Doch am Dienstag, den 20. April 1920, treffen sich nach einigen Vorüberlegungen und vielen Gesprächen u.a. Herr Buttgereit, Herr Kühn, Herr Braunfisch, Herr Braunfisch Junior und Herr Steinke und beschließen, dass es an der Zeit sei, für die schon seit einiger Zeit bestehenden christlichen Zusammenkünften in Lichtenrade, die neben den Veranstaltungen der Gemeinde der Dorfkirche stattfinden, sich eine Struktur, eine Organisationsform und auch einen Namen zu geben. „Christliche Gemeinschaft Lichtenrade“ wird die neue Gemeinde heißen.
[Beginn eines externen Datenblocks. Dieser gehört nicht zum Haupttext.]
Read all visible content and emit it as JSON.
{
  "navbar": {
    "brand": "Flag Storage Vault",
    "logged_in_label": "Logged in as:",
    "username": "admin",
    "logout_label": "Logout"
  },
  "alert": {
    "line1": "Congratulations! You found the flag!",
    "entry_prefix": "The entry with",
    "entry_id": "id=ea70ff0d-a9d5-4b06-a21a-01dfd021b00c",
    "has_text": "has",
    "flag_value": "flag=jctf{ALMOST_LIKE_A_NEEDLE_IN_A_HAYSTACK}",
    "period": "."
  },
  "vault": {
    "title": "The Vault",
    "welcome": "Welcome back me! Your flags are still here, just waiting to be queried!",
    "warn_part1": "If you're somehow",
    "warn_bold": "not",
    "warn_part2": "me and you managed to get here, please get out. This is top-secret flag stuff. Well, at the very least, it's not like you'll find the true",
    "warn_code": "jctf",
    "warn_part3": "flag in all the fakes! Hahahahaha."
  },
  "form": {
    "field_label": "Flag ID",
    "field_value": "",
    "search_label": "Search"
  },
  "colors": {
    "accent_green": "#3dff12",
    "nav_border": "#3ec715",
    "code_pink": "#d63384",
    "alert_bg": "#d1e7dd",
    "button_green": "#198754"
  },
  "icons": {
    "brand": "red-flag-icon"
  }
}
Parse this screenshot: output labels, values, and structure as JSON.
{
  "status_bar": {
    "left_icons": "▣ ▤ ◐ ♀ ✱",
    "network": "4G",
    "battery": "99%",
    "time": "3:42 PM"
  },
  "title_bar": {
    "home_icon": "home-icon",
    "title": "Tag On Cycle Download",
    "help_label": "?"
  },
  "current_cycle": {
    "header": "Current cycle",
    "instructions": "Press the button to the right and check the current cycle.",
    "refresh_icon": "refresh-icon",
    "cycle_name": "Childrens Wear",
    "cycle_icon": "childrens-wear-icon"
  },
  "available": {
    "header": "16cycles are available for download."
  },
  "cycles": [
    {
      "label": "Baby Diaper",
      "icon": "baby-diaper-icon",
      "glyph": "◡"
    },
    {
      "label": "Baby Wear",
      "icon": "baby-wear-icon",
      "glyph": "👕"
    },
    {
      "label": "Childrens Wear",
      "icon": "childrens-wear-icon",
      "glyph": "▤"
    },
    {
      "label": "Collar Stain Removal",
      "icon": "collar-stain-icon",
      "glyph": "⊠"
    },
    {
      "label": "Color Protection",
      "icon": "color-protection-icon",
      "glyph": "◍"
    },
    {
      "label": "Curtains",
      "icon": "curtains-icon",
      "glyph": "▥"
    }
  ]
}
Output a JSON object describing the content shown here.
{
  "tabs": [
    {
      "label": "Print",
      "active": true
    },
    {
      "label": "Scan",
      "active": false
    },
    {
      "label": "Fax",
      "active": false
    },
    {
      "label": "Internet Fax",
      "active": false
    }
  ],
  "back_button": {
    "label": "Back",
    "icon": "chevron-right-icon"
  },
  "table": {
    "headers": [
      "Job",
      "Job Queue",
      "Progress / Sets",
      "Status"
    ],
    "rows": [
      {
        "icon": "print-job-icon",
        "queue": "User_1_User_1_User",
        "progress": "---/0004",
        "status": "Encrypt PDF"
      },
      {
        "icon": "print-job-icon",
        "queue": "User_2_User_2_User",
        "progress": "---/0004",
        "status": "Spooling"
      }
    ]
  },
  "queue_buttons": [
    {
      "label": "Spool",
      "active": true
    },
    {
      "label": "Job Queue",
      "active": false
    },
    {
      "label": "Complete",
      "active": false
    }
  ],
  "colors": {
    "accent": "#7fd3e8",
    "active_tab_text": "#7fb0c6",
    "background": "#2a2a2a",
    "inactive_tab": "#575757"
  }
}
Inwieweit das seit 1906 in Lichtenrade bestehende Gemeinschaftsdiakonissenmutterhaus Salem-Lichtenrade unter ihrer charismatischen Leiterin Cäcilie Petersen beteiligt war, lässt sich aus den Gründungsunterlagen nicht entnehmen. Leider auch nicht, welche Frauen insgesamt dabei waren und dazugehörten. Es gab sie auf jeden Fall. Auch gab es schon eine bestehende Sonntagschule, also eine Veranstaltung für Kinder am Sonntag zum Zweck der Glaubensvermittlung.
Welche Atmosphäre, welcher Geist sollte in der neuen Gemeinschaft herrschen? Was war unseren damaligen christlichen Geschwistern wichtig? Wurden austarierte Glaubensbekenntnisse formuliert, um sich von anderen christlichen Strömungen abzugrenzen? Ab jetzt wird hier richtig geglaubt, in anderen Religionsgemeinschaften kann nur der Irrtum herrschen. Nein! Ganz im Gegenteil. In der „Christlichen Gemeinschaft Lichtenrade“ sollte eine Atmosphäre der Freiheit herrschen, die vom Geist Christi geprägt ist!
Gleich nach der Festlegung des Namens wurde in unserer Gründungsurkunde unter Ziff. 2 der folgende prägende Grundsatz formuliert:
„Wir waren uns einig, dass in unserer Gemeinschaft größte Freiheit herrschen sollte, soweit diese Freiheit nicht gegen den Geist Christi verstößt.“
Eine von Jesus geprägte Freiheit! Keine ängstlichen Grenzen, keine Verzagtheit, keine Angst vor Vielfältigkeit, keine Angst vor dem Unbekannten, keine Weltuntergangsstimmung.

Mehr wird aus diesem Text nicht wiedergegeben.